SAI Peregrinus avatar
si flag
"I need to encrypt everyones file with the same key," Why? That's a very weird requirement.
dz flag
If I use two keys, wouldn't I have to store the encrypted blob twice? I don't want to do that. To be clear, I mean the same file so if alice has foo.mp3 and bob has foo.mp3, I want both of them to upload the same encrypted blob so I can realize they are the same and only store one copy, but without the central service being able to know what is in the file.
caveman avatar
in flag
Do you want users to give you ability to decrypt their files which you host for them?
id flag
If one chooses a hash such that no two files will have the same hash, and no two hashes would hash to the same hash, one could encrypt each file using a single hash of the contents, and then identify the file on the storage medium using a hash of the hash. Each user would need to have a copy of the single hash that's encrypted using their individual private key. Someone without a copy of the hash would be unable to decrypt the file without being able to reverse the second hash, which if the hash is good should be completely intractable except by guessing the complete file contents.
id flag
As others have noted, this involves giving up some kinds of privacy guarantees, since it would be possible to tell whether a user had a file with particular contents; there may be ways to somewhat obscure such information, but if the act of a user uploading a 20-megabyte file doesn't reduce available disk space by 20 megabytes, that would tend to suggest that the file already existed.
cn flag
@Matt, I dont see why the method you suggested would not work.

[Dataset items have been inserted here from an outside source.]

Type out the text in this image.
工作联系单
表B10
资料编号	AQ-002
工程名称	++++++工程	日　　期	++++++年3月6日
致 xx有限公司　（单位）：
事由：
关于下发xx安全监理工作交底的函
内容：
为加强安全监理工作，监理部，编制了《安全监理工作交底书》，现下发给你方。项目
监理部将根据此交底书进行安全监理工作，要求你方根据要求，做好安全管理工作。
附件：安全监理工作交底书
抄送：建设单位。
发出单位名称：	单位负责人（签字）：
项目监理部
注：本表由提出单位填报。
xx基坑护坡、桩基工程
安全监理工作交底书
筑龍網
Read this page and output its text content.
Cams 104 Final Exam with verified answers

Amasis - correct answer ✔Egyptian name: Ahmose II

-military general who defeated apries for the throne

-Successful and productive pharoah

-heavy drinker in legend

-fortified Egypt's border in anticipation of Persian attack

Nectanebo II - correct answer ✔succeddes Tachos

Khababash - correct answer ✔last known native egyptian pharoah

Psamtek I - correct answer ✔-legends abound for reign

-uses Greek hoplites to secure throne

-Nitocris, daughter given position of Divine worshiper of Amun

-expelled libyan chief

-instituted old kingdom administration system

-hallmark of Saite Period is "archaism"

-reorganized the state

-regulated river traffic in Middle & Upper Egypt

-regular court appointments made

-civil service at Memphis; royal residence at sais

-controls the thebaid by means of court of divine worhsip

Perhaps the key would be a SHA256(file), along with a salt which maybe SHA256(SHA256(file)). And then, they could store the file with you and send the url to the file along with the SHA(256) of the file. Note that you could generate different urls for different senders so that they can "delete" the file from the server. You'd just delete their url but can keep the underlying file as long as there are no urls still pointing to it. If a 256 hash is not long enough, you could concat other hashes and salts. Probably not needed.
cn flag
The tricky part of course, is to convince the file "owner" that the storage provider (you) are really not able to decrypt the file though you're providing the algorithm and probably, the library and Ux to encrypt ! Takes trust or some technical authority figure to bless your method !
Score:16
us flag

Encrypting $M$ using $H(M)$ as the key is a natural and well-studied approach to deduplication. It is known in the literature as convergent encryption or message-locked encryption.

The natural problem with this approach is that it cannot achieve the standard notions of security for encryption (IND-CPA, IND-CCA, etc). Indeed, anyone who knows $M$ will be able to verify whether a candidate ciphertext decrypts to $M$. The question then becomes: what is the "best possible" level of security that one could hope for, and can we achieve it?

The most thorough analysis of message-locked encryption that I know of is:

Mihir Bellare, Sriram Keelveedhi, Thomas Ristenpart: Message-Locked Encryption and Secure Deduplication, Eurocrypt 2013.

They define relevant security notions, and give corresponding constructions & proofs. They also consider some other security goals closely related to the deduplication application, separate from standard secrecy and integrity.

You can search ePrint and find many other papers with "message-locked" or "deduplication" (for other approaches) in the title. Note that message-locked encryption is non-interactive, but the problem of deduplication becomes a little easier when you allow interaction. Hence, many of the techniques that you find may be interactive.

caveman avatar
in flag
After removing duplications of different encryptions of the same cleartext, will distinct users be able to decrypt the unique deduplicated copy by using their own password? As far as I understood, with OP's scenario, different users upload copies of the same file, except that each is encrypted by user's own password.
us flag
If $M$ is encrypted with $H(M)$ then it is not encrypted with the user's password. If you want a user to be able to decrypt, then you must store $H(M)$ encrypted under that user's password. Note that this is a very short ciphertext.